Interesting one Remko,
the key you describe here is used by autologon (from sys internals) when you configure an autologon account.
this must correspond with the autologon options in HKLM\software\Microsoft\WindowsNT\currentversion\WinLogon
When the application is executed unprivileged it returns “OpenPolicy failed with 0xC0000022 (Access denied)”. Mayb you can force it to run privileged?
It didn’t show anything on my machine. That’s probably because I don’t use autologon from sysinternals as Andrew described.
Ingmar, it was just pure fluke I stumbled across it while I was testing on a ThinKiosk box. Another case of me and Remko working on the same thing at the same time!
I’m not sure you can force a UAC prompt on a console app either.

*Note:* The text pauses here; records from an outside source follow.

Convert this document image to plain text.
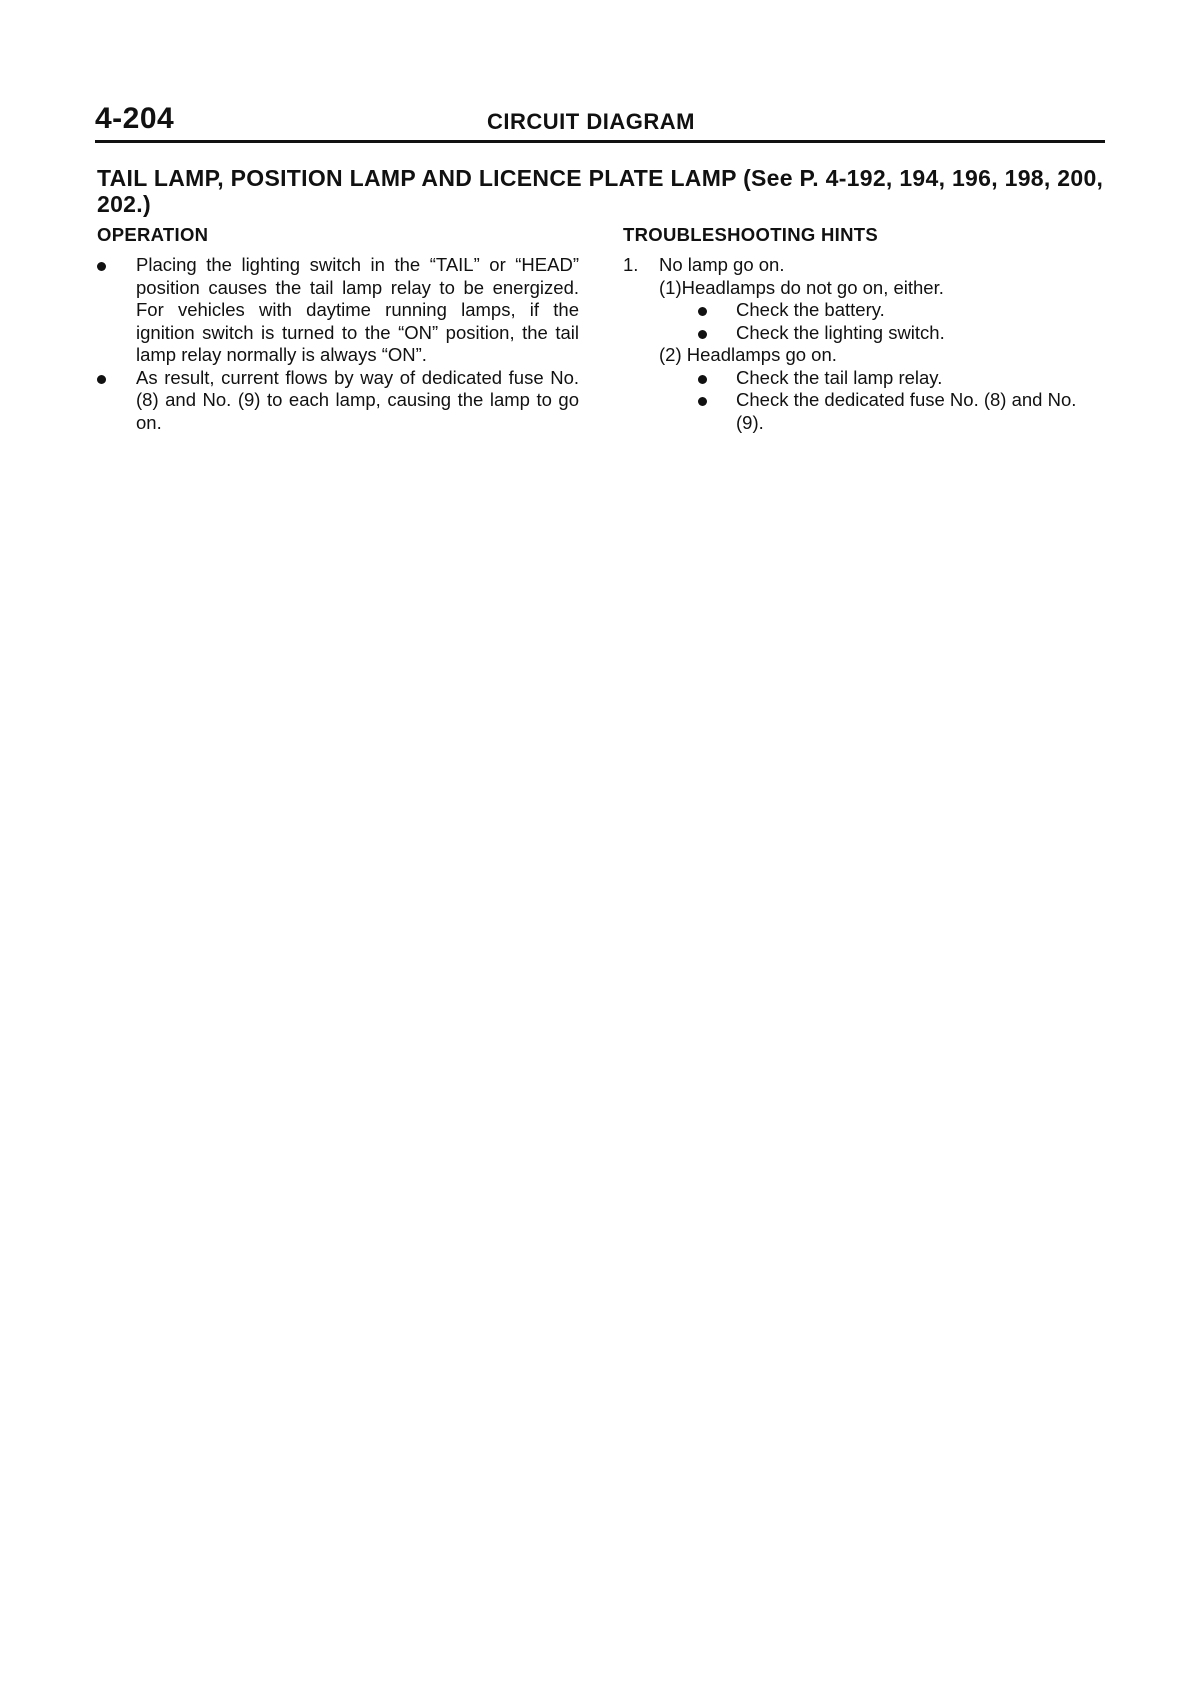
4-204	CIRCUIT DIAGRAM
TAIL LAMP, POSITION LAMP AND LICENCE PLATE LAMP (See P. 4-192, 194, 196, 198, 200, 202.)
OPERATION
Placing the lighting switch in the “TAIL” or “HEAD” position causes the tail lamp relay to be energized. For vehicles with daytime running lamps, if the ignition switch is turned to the “ON” position, the tail lamp relay normally is always “ON”.
As result, current flows by way of dedicated fuse No. (8) and No. (9) to each lamp, causing the lamp to go on.
TROUBLESHOOTING HINTS
1. No lamp go on.

(1)Headlamps do not go on, either.

Check the battery.
Check the lighting switch.
(2) Headlamps go on.

Check the tail lamp relay.
Check the dedicated fuse No. (8) and No. (9).
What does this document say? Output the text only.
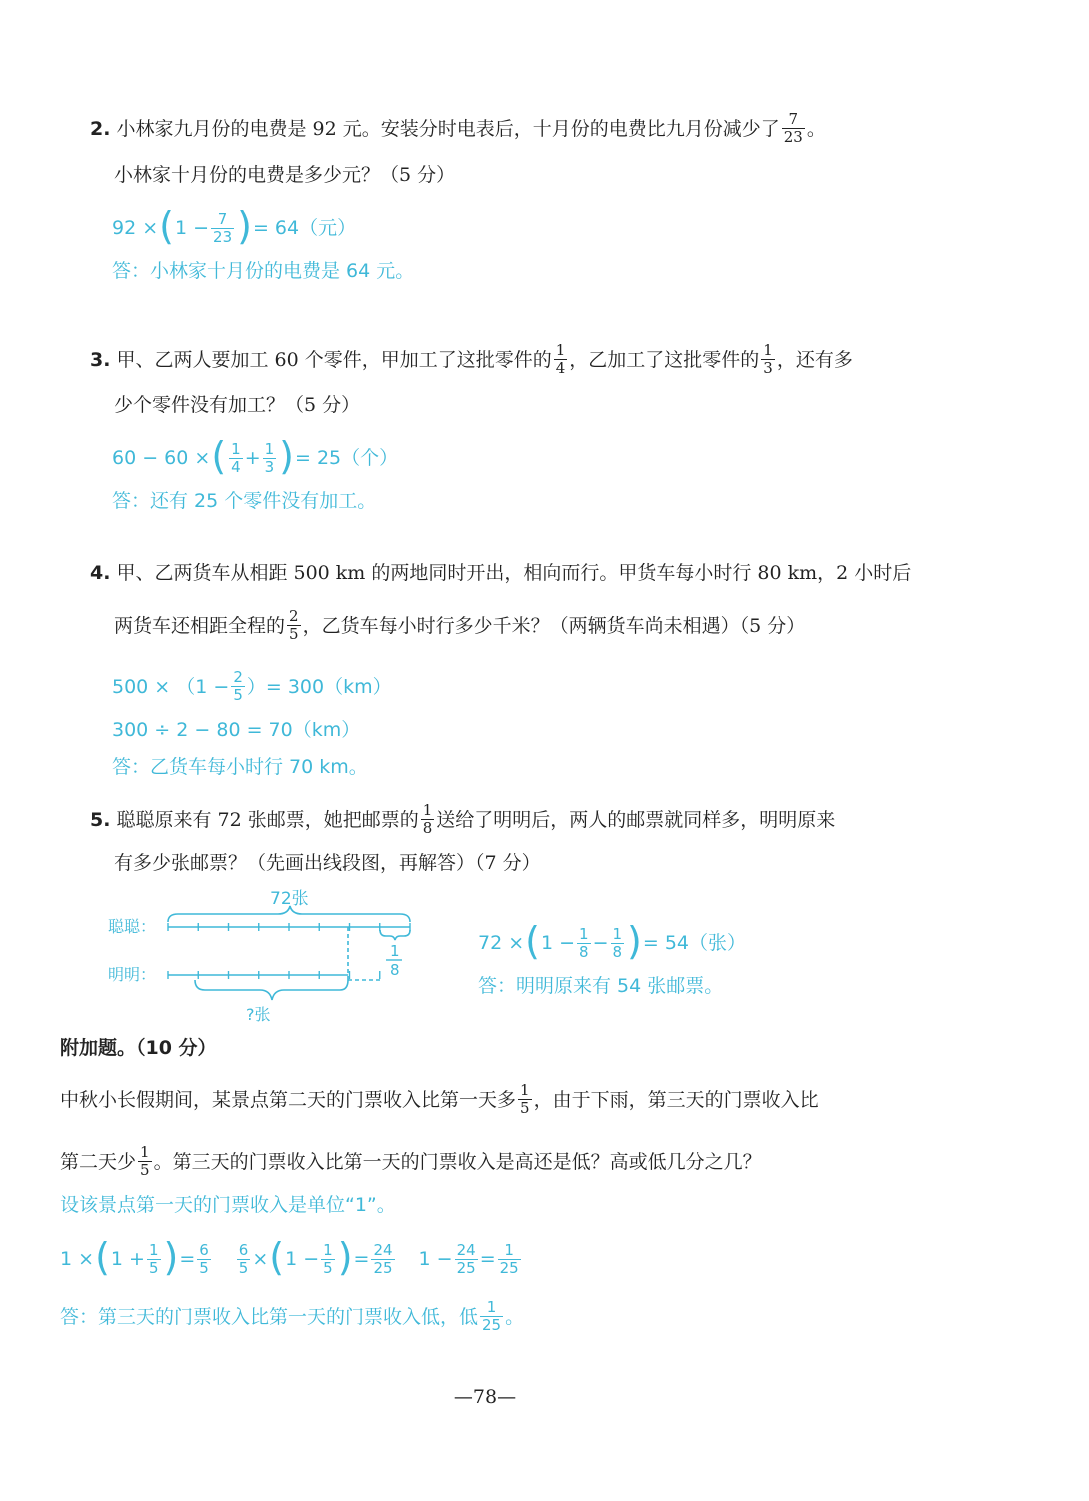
2. 小林家九月份的电费是 92 元。安装分时电表后，十月份的电费比九月份减少了 $\frac{7}{23}$ 。
小林家十月份的电费是多少元？（5 分）
92 × ( $1 - \frac{7}{23}$ ) = 64（元）
答：小林家十月份的电费是 64 元。
3. 甲、乙两人要加工 60 个零件，甲加工了这批零件的 $\frac{1}{4}$ ，乙加工了这批零件的 $\frac{1}{3}$ ，还有多
少个零件没有加工？（5 分）
60 − 60 × ( $\frac{1}{4} + \frac{1}{3}$ ) = 25（个）
答：还有 25 个零件没有加工。
4. 甲、乙两货车从相距 500 km 的两地同时开出，相向而行。甲货车每小时行 80 km，2 小时后
两货车还相距全程的 $\frac{2}{5}$ ，乙货车每小时行多少千米？（两辆货车尚未相遇）（5 分）
$500 \times (1 - \frac{2}{5}$ ）= 300（km）
300 ÷ 2 − 80 = 70（km）
答：乙货车每小时行 70 km。
5. 聪聪原来有 72 张邮票，她把邮票的 $\frac{1}{8}$ 送给了明明后，两人的邮票就同样多，明明原来
有多少张邮票？（先画出线段图，再解答）（7 分）
72张
聪聪：
明明：
1
8
?张
72 × ( $1 - \frac{1}{8} - \frac{1}{8}$ ) = 54（张）
答：明明原来有 54 张邮票。
附加题。（10 分）
中秋小长假期间，某景点第二天的门票收入比第一天多 $\frac{1}{5}$ ，由于下雨，第三天的门票收入比
第二天少 $\frac{1}{5}$ 。第三天的门票收入比第一天的门票收入是高还是低？高或低几分之几？
设该景点第一天的门票收入是单位“1”。
1 × ( $1 + \frac{1}{5}$ ) = $\frac{6}{5} \frac{6}{5}$ × ( $1 - \frac{1}{5}$ ) = $\frac{24}{25} 1 - \frac{24}{25} = \frac{1}{25}$
答：第三天的门票收入比第一天的门票收入低，低 $\frac{1}{25}$ 。
—78—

As @KeesBaggerman guessed this is an old project, I didn’t know at that time what the value meant but I should have known (now) that this was the Autologon Password!
I will try to add a manifest that requires admin privileges…
This is getting scary Andrew 😀
For some reason my last comment didn’t appear. You can use the tool LogonExpert to use autologon and store the password in a secure AES encrypted location.